«Asturias: arte, patrimonio industrial y gastronomía»
Desde mediados del siglo XIX los yacimientos de las dos cuencas carboníferas más importantes de Asturias, la del Nalón y la del Caudal, generó una impresionante infraestructura productiva formada por infinidad de pozos subterráneos con las consiguientes estructuras y servicios de superficie, como los castilletes de extracción, las salas de máquinas, lampisterías, casas de aseo, edificios administrativos, así como todo un entramado de carreteras, vías férreas e infraestructuras portuarias para el transporte del mineral –cabe recordar que el cuarto ferrocarril más antiguo de España fue la línea Langreo-Gijón, inaugurada en su primer tramo en 1852.
En paralelo al desarrollo de la minería, en este mismo periodo se consolidó una potente industria siderúrgica, cuyo máximo exponente fue la inicialmente denominada Sociedad Regular Colectiva Duro y Compañía, fundada en 1858 por el empresario Pedro Duro y posteriormente denominada Sociedad Metalúrgica Duro-Felguera, que llegaría a ser en el siglo XX el principal conglomerado minero-siderúrgico de todo el territorio nacional.
La huella física, histórica, social y cultural de todo el esfuerzo colectivo que supuso el desarrollo de esta ingente actividad a lo largo del tiempo es un gran patrimonio de Asturias, que afortunadamente se ha ido poco a poco recuperando y poniendo en valor. La primera iniciativa en este sentido nació con la creación del Museo de la Minería y de la Industria de Asturias (MUMI), en 1994. Situado en la localidad de El Entrego sobre la antigua escombrera del pozo San Vicente, de gran importancia histórica por ser la única mina gestionada, desde 1926 hasta la Guerra Civil, por el Sindicato de Obreros Mineros de Asturias (SOMA).
Surgió con la finalidad tanto de preservar los restos materiales de las explotaciones mineras que se habían ido abandonando durante la década anterior, como de crear un discurso museográfico que integrara los múltiples aspectos de la actividad minera e industrial en Asturias. En el subsuelo del museo hay un conjunto de galerías que reproduce una mina real con sus particulares condiciones ambientales, donde los visitantes pueden ver la evolución de los sistemas de extracción y transporte del carbón bajo tierra, y las duras y peligrosas labores que llevaban a cabo los trabajadores en las minas.

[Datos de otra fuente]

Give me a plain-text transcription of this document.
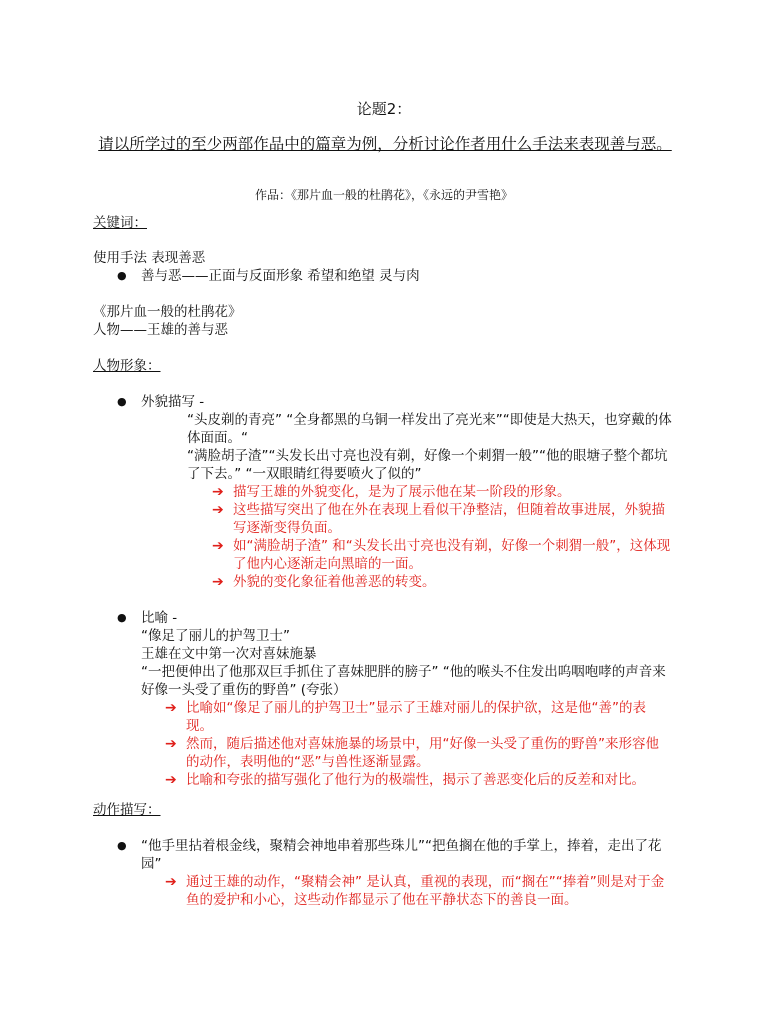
论题2：
请以所学过的至少两部作品中的篇章为例，分析讨论作者用什么手法来表现善与恶。
作品：《那片血一般的杜鹃花》，《永远的尹雪艳》
关键词：
使用手法 表现善恶
● 善与恶——正面与反面形象 希望和绝望 灵与肉
《那片血一般的杜鹃花》
人物——王雄的善与恶
人物形象：
● 外貌描写 -
“头皮剃的青亮” “全身都黑的乌铜一样发出了亮光来”“即使是大热天，也穿戴的体体面面。“
“满脸胡子渣”“头发长出寸亮也没有剃，好像一个刺猬一般”“他的眼塘子整个都坑了下去。” “一双眼睛红得要喷火了似的”
➔ 描写王雄的外貌变化，是为了展示他在某一阶段的形象。
➔ 这些描写突出了他在外在表现上看似干净整洁，但随着故事进展，外貌描写逐渐变得负面。
➔ 如“满脸胡子渣” 和“头发长出寸亮也没有剃，好像一个刺猬一般”，这体现了他内心逐渐走向黑暗的一面。
➔ 外貌的变化象征着他善恶的转变。
● 比喻 -
“像足了丽儿的护驾卫士”
王雄在文中第一次对喜妹施暴
“一把便伸出了他那双巨手抓住了喜妹肥胖的膀子” “他的喉头不住发出呜咽咆哮的声音来好像一头受了重伤的野兽” (夸张）
➔ 比喻如“像足了丽儿的护驾卫士”显示了王雄对丽儿的保护欲，这是他“善”的表现。
➔ 然而，随后描述他对喜妹施暴的场景中，用“好像一头受了重伤的野兽”来形容他的动作，表明他的“恶”与兽性逐渐显露。
➔ 比喻和夸张的描写强化了他行为的极端性，揭示了善恶变化后的反差和对比。
动作描写：
● “他手里拈着根金线，聚精会神地串着那些珠儿”“把鱼搁在他的手掌上，捧着，走出了花园”
➔ 通过王雄的动作，“聚精会神” 是认真，重视的表现，而“搁在”“捧着”则是对于金鱼的爱护和小心，这些动作都显示了他在平静状态下的善良一面。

Con el paso de los años, al pionero MUMI se han ido sumando otros equipamientos museísticos, como el Museo de la Siderurgia (MUSI), ubicado en una torre de refrigeración del antiguo complejo industrial Duro-Felguera en La Felguera (Langreo), y de recuperación del patrimonio arqueológico minero-industrial, como el Ecomuseo del Valle de Samuño; el Centro de Experiencias y Memoria de la Minería (CEMM), en el pozo Sotón, en el concejo de San Martín del Rey Aurelio; el Centro de Interpretación del Poblado Minero de Bustiello, en el valle del Turón, o el Museo de la Mina de Arnao, en la comarca de Avilés, la primera de toda la minería asturiana en la que se utilizó un sistema de extracción de pozo vertical y la única de España con galerías submarinas.
Otro enclave singular relacionado con la actividad minera en Asturias es el puerto carbonero de San Esteban de Pravia, situado en la margen izquierda del río Nalón, muy cerca de su desembocadura. Su creación data de principios del siglo XX, cuando la Sociedad General de Ferrocarriles Vasco-Asturiana construyó un ferrocarril de vía estrecha para transportar el carbón desde la cuenca del Caudal hasta San Esteban de Pravia, donde era embarcado con destino a los Altos Hornos de Vizcaya. En 2005, este patrimonio fue recuperado y ahora constituye un auténtico museo al aire libre que recobra la memoria de lo que fue un verdadero hito tecnológico en su época.
Pero al margen de la recuperación de los vestigios materiales, la historia de la minería asturiana quedaría incompleta sin la mención explícita a los hombres que, a lo largo del tiempo, con su trabajo convirtieron el potencial que ofrecían los yacimientos carboníferos en una fuente de riqueza y desarrollo económico y social. Miles de ellos, además, dejaron sus vidas en las entrañas de la tierra, y a ellos se han dedicado, hasta hoy, dos memoriales, uno en el valle del Turón, y otro en el pozo Sotón, en un más que merecido acto de reconocimiento y justicia.